Jake Sullivan, conselheiro de segurança nacional do Presidente dos Estados Unidos, Joe Biden, lembrou que Washington está a dialogar com Ancara, que ameaçou bloquear a adesão dos países nórdicos à Aliança Atlântica.

“Estamos muito optimistas sobre o desfecho”, adiantou.

O secretário de Estado norte-americano, Antony Blinken, reuniu hoje nas Nações Unidas com o ministro dos Negócios Estrangeiros da Turquia, Mevlut Cavusoglu, que forneceu sinais contraditórios sobre a posição de Ancara face ao pedido de adesão dos países nórdicos à NATO.

Por um lado, o turco assegurou que o seu país apoia uma política de “portas abertas” da NATO e a compreensão do desejo da Finlândia e da Suécia em ingressarem na Aliança Atlântica após a invasão russa da Ucrânia.

No entanto, também repetiu as exigências do Presidente turco, Recep Tayyip Erdogan, sobre as preocupações de segurança por parte da Turquia em caso de adesão.

“Em relação a esses países candidatos, temos preocupações legítimas de segurança de que eles estão a apoiar organizações terroristas e também há restrições à exportação de produtos de defesa”, salientou.

Ancara continua a esgrimir estes comentários enquanto as autoridades norte-americanas procuram determinar o nível de seriedade de Erdogan, muitas vezes cirúrgico nas suas negociações, bem como o que pode ser necessário para fazer a Turquia mudar de opinião sobre este tema.

Recep Tayyip Erdogan reiterou hoje que o alargamento da NATO dependerá de a Finlândia e a Suécia mostrarem respeito pelas sensibilidades turcas relativas ao terrorismo, ou seja, de deixarem de acolher militantes curdos de organizações como o Partido dos Trabalhadores do Curdistão (PKK), a guerrilha curda da Turquia, e suas ramificações, que Ancara considera terroristas.

Sem abordar directamente as declarações do chefe de Estado turco, Antony Blinken salientou que Washington está a trabalhar para garantir o sucesso do processo de expansão da NATO.

Também o porta-voz do Departamento de Estado norte-americano, Ned Price, recusou esta terça-feira comentar as declarações do governo turco.

Em causa para os Estados Unidos e aliados da NATO está a oportunidade de responder à invasão russa da Ucrânia fortalecendo esta organização de defesa, ou seja, alcançando o oposto do que o Presidente russo esperava conseguir.

O possível veto de Erdogan que pode inviabilizar as novas entradas na NATO, visto que têm de ser alcançado um consenso entre os 30 membros, pode também expor a potencial fraqueza que Putin tem procurado explorar no passado.
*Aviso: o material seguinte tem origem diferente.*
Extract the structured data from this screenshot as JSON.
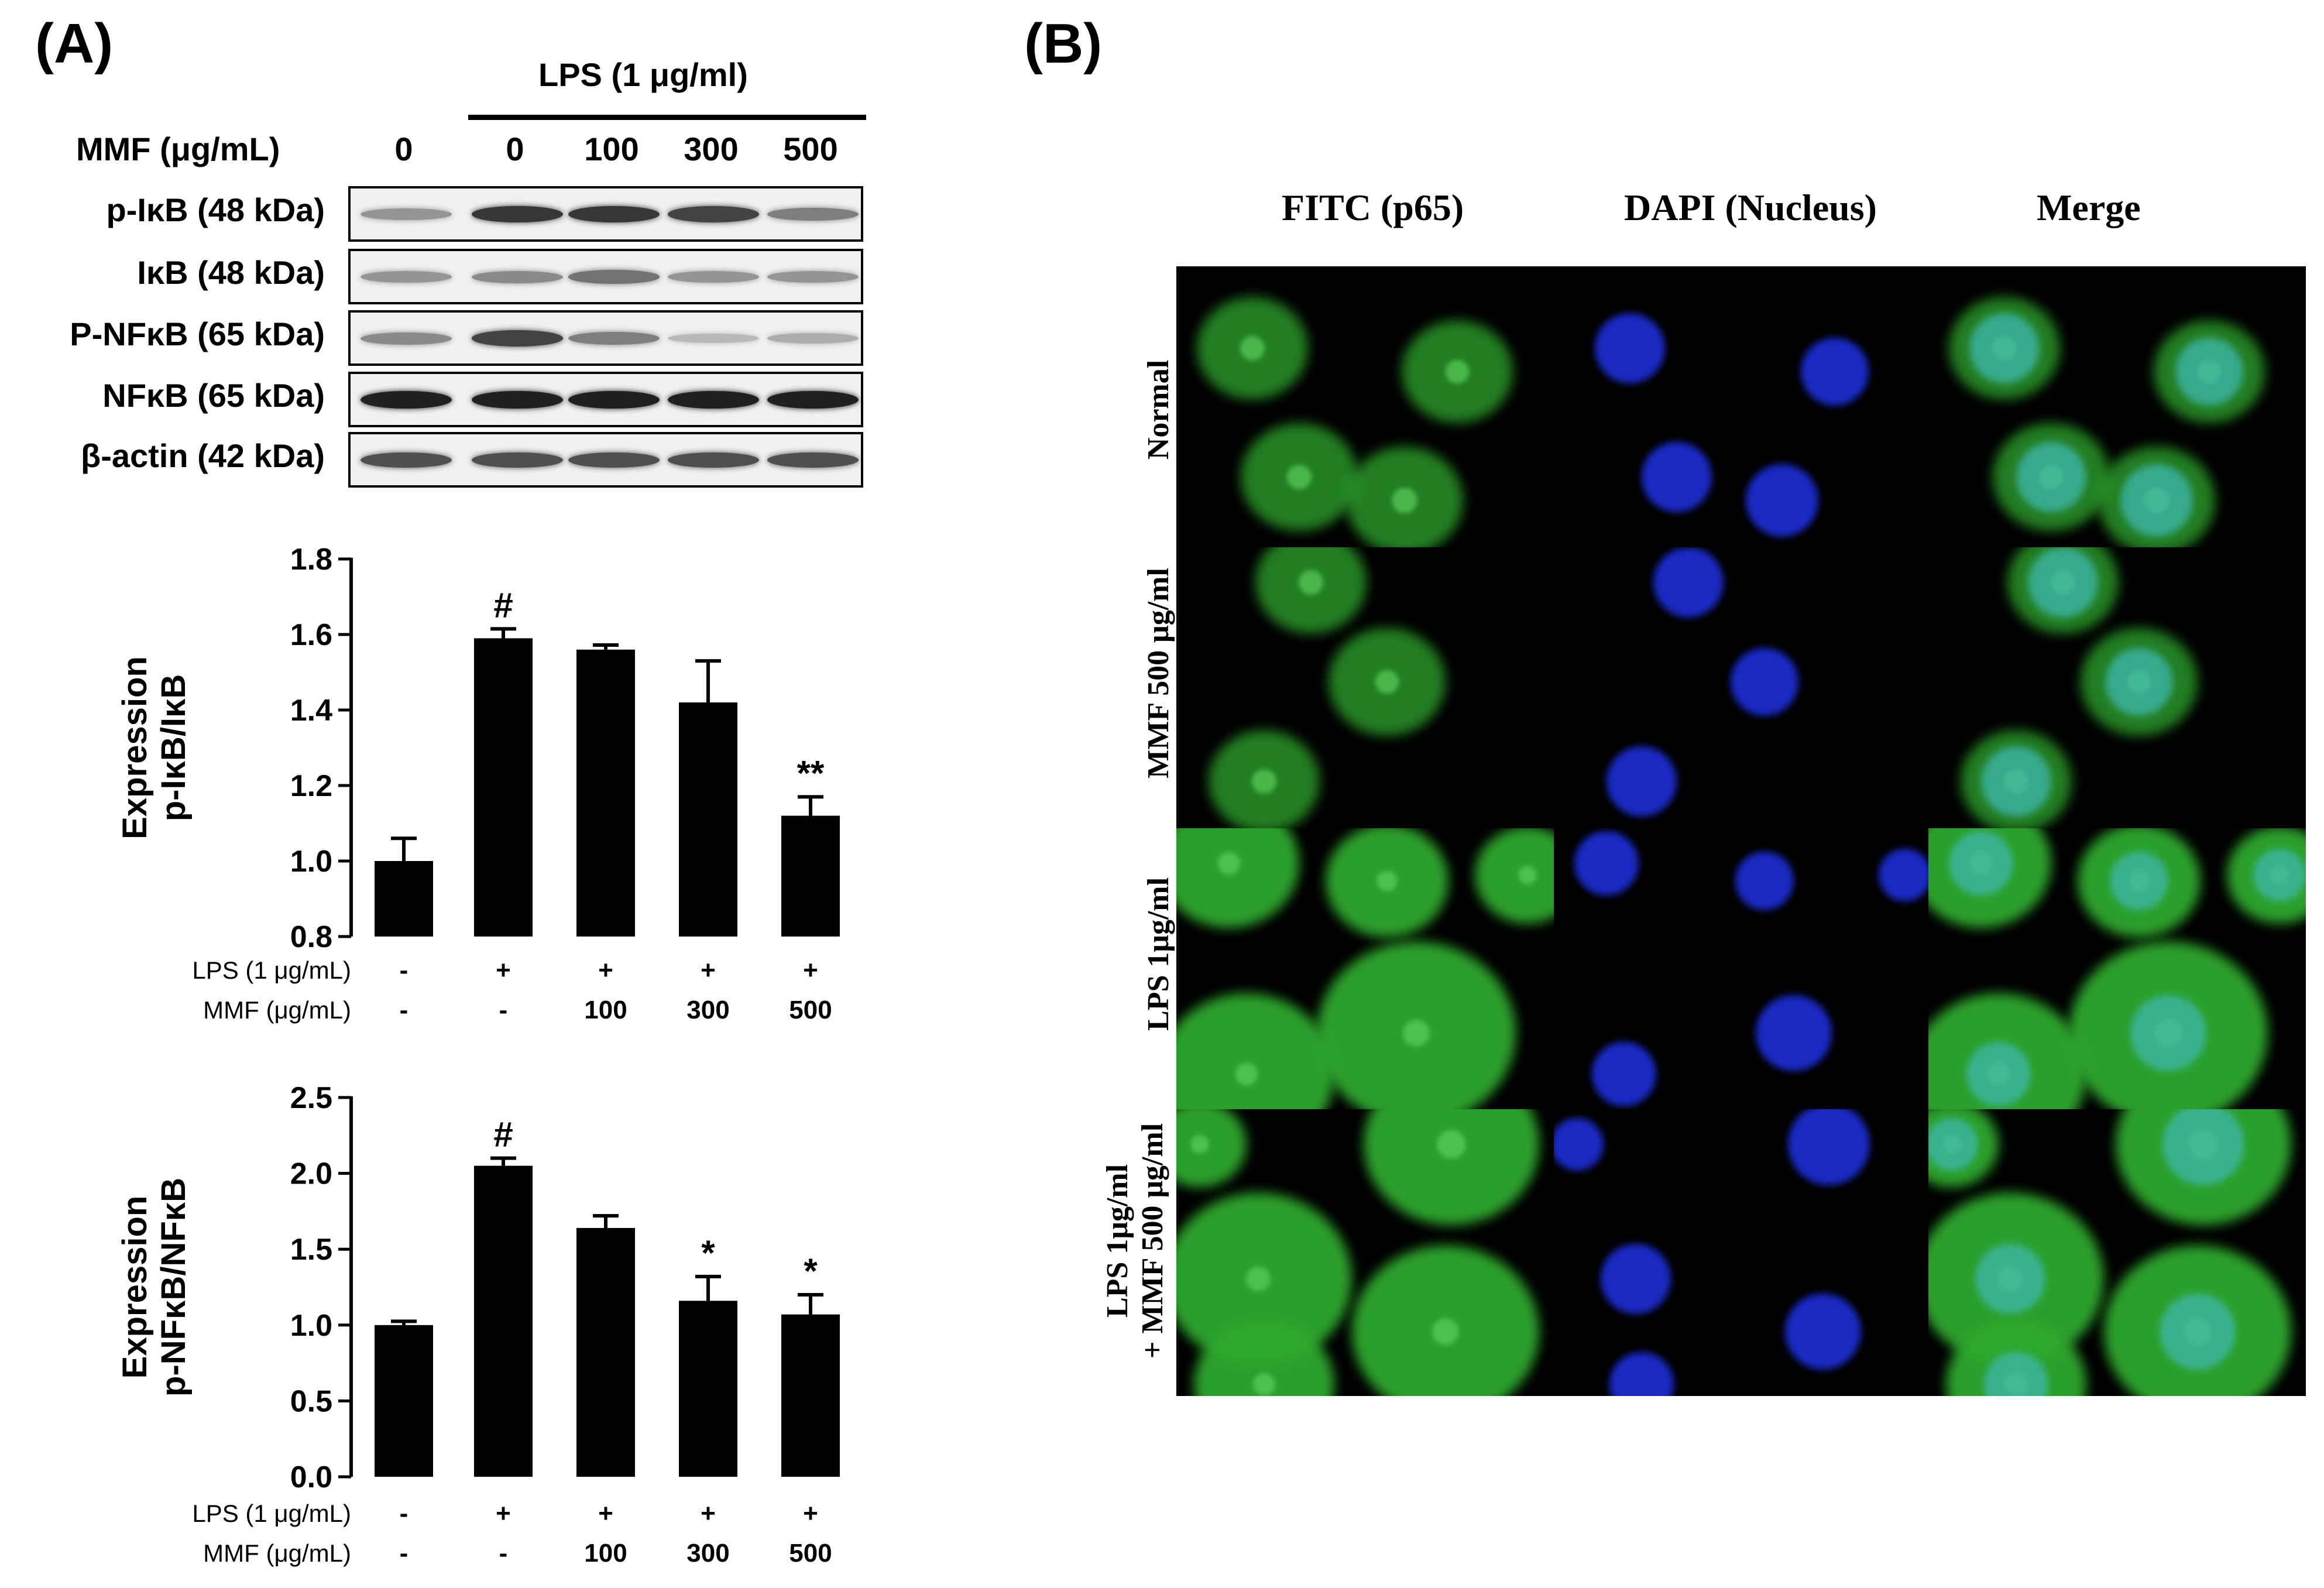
{
  "panels": {
    "a": "(A)",
    "b": "(B)"
  },
  "blot": {
    "lps_header": "LPS (1 μg/ml)",
    "mmf_label": "MMF (μg/mL)",
    "mmf_lanes": [
      "0",
      "0",
      "100",
      "300",
      "500"
    ],
    "rows": [
      {
        "label": "p-IκB (48 kDa)",
        "intensity": [
          0.45,
          0.85,
          0.85,
          0.8,
          0.55
        ]
      },
      {
        "label": "IκB (48 kDa)",
        "intensity": [
          0.45,
          0.5,
          0.6,
          0.45,
          0.45
        ]
      },
      {
        "label": "P-NFκB (65 kDa)",
        "intensity": [
          0.5,
          0.8,
          0.55,
          0.3,
          0.35
        ]
      },
      {
        "label": "NFκB (65 kDa)",
        "intensity": [
          0.95,
          0.95,
          0.95,
          0.95,
          0.95
        ]
      },
      {
        "label": "β-actin (42 kDa)",
        "intensity": [
          0.75,
          0.75,
          0.75,
          0.75,
          0.75
        ]
      }
    ]
  },
  "chart_data": [
    {
      "type": "bar",
      "ylabel": [
        "Expression",
        "p-IκB/IκB"
      ],
      "ylim": [
        0.8,
        1.8
      ],
      "yticks": [
        "0.8",
        "1.0",
        "1.2",
        "1.4",
        "1.6",
        "1.8"
      ],
      "values": [
        1.0,
        1.59,
        1.56,
        1.42,
        1.12
      ],
      "errors": [
        0.06,
        0.025,
        0.012,
        0.11,
        0.05
      ],
      "annotations": [
        "",
        "#",
        "",
        "",
        "**"
      ],
      "condition_rows": [
        {
          "label": "LPS (1 μg/mL)",
          "values": [
            "-",
            "+",
            "+",
            "+",
            "+"
          ]
        },
        {
          "label": "MMF (μg/mL)",
          "values": [
            "-",
            "-",
            "100",
            "300",
            "500"
          ]
        }
      ]
    },
    {
      "type": "bar",
      "ylabel": [
        "Expression",
        "p-NFκB/NFκB"
      ],
      "ylim": [
        0.0,
        2.5
      ],
      "yticks": [
        "0.0",
        "0.5",
        "1.0",
        "1.5",
        "2.0",
        "2.5"
      ],
      "values": [
        1.0,
        2.05,
        1.64,
        1.16,
        1.07
      ],
      "errors": [
        0.025,
        0.05,
        0.08,
        0.16,
        0.13
      ],
      "annotations": [
        "",
        "#",
        "",
        "*",
        "*"
      ],
      "condition_rows": [
        {
          "label": "LPS (1 μg/mL)",
          "values": [
            "-",
            "+",
            "+",
            "+",
            "+"
          ]
        },
        {
          "label": "MMF (μg/mL)",
          "values": [
            "-",
            "-",
            "100",
            "300",
            "500"
          ]
        }
      ]
    }
  ],
  "fluorescence": {
    "columns": [
      "FITC (p65)",
      "DAPI (Nucleus)",
      "Merge"
    ],
    "rows": [
      {
        "line1": "Normal",
        "line2": ""
      },
      {
        "line1": "MMF 500 μg/ml",
        "line2": ""
      },
      {
        "line1": "LPS 1μg/ml",
        "line2": ""
      },
      {
        "line1": "LPS 1μg/ml",
        "line2": "+ MMF 500 μg/ml"
      }
    ],
    "colors": {
      "fitc": "#2fa82f",
      "dapi": "#1a2ed8",
      "merge_nucleus": "#3fb8b0"
    }
  }
}
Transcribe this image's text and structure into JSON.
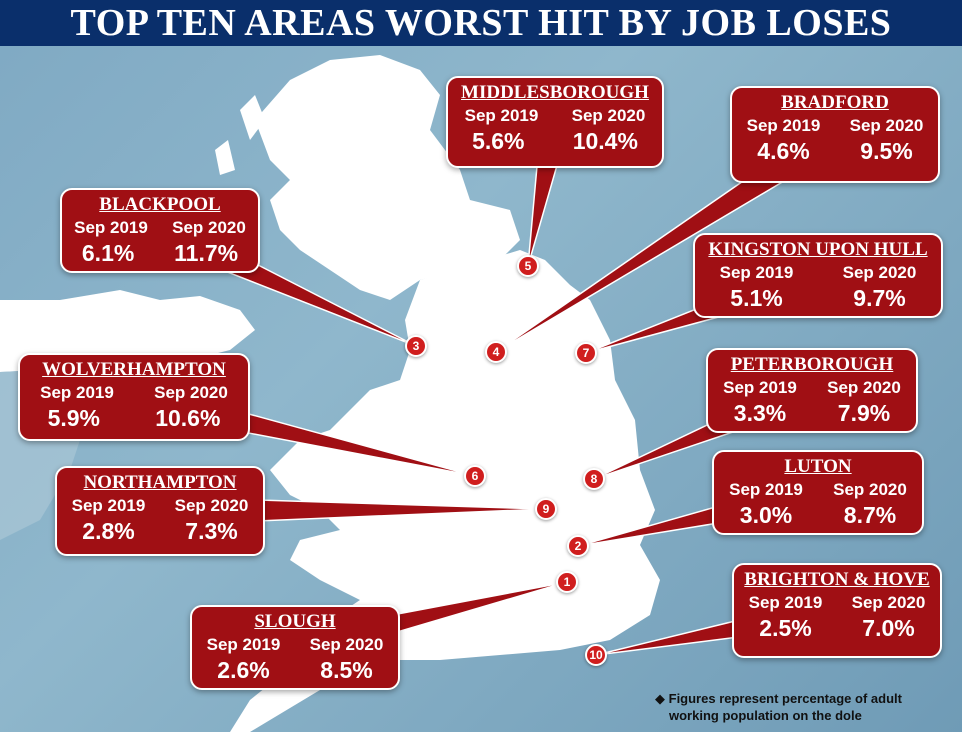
{
  "title": "TOP TEN AREAS WORST HIT BY JOB LOSES",
  "footnote_line1": "Figures represent percentage of adult",
  "footnote_line2": "working population on the dole",
  "colors": {
    "box": "#a00f14",
    "title_bg": "#0a2f6b",
    "sea": "#7fa9c3",
    "land": "#ffffff"
  },
  "year_labels": {
    "a": "Sep 2019",
    "b": "Sep 2020"
  },
  "areas": [
    {
      "rank": "1",
      "name": "SLOUGH",
      "sep2019": "2.6%",
      "sep2020": "8.5%"
    },
    {
      "rank": "2",
      "name": "LUTON",
      "sep2019": "3.0%",
      "sep2020": "8.7%"
    },
    {
      "rank": "3",
      "name": "BLACKPOOL",
      "sep2019": "6.1%",
      "sep2020": "11.7%"
    },
    {
      "rank": "4",
      "name": "BRADFORD",
      "sep2019": "4.6%",
      "sep2020": "9.5%"
    },
    {
      "rank": "5",
      "name": "MIDDLESBOROUGH",
      "sep2019": "5.6%",
      "sep2020": "10.4%"
    },
    {
      "rank": "6",
      "name": "WOLVERHAMPTON",
      "sep2019": "5.9%",
      "sep2020": "10.6%"
    },
    {
      "rank": "7",
      "name": "KINGSTON UPON HULL",
      "sep2019": "5.1%",
      "sep2020": "9.7%"
    },
    {
      "rank": "8",
      "name": "PETERBOROUGH",
      "sep2019": "3.3%",
      "sep2020": "7.9%"
    },
    {
      "rank": "9",
      "name": "NORTHAMPTON",
      "sep2019": "2.8%",
      "sep2020": "7.3%"
    },
    {
      "rank": "10",
      "name": "BRIGHTON & HOVE",
      "sep2019": "2.5%",
      "sep2020": "7.0%"
    }
  ]
}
Segundo noticiou hoje a agência Associated Press (AP), o Presidente da Croácia, Zoran Milanovic, quer que o país siga o exemplo da Turquia e tente impedir que a Finlândia e a Suécia adiram à NATO.

Milanovic tem travado uma amarga disputa verbal com o primeiro-ministro croata, Andrej Plenkovic, sobre vários assuntos, entre os quais se a Croácia deve ou não apoiar as candidaturas à adesão à Aliança Atlântica por parte da Finlândia e Suécia.

Historicamente não-alinhados, Suécia e Finlândia há vários anos que colaboravam com a NATO, mas a invasão russa da Ucrânia levou os governos dos dois países a repensarem o seu posicionamento face à Aliança Atlântica.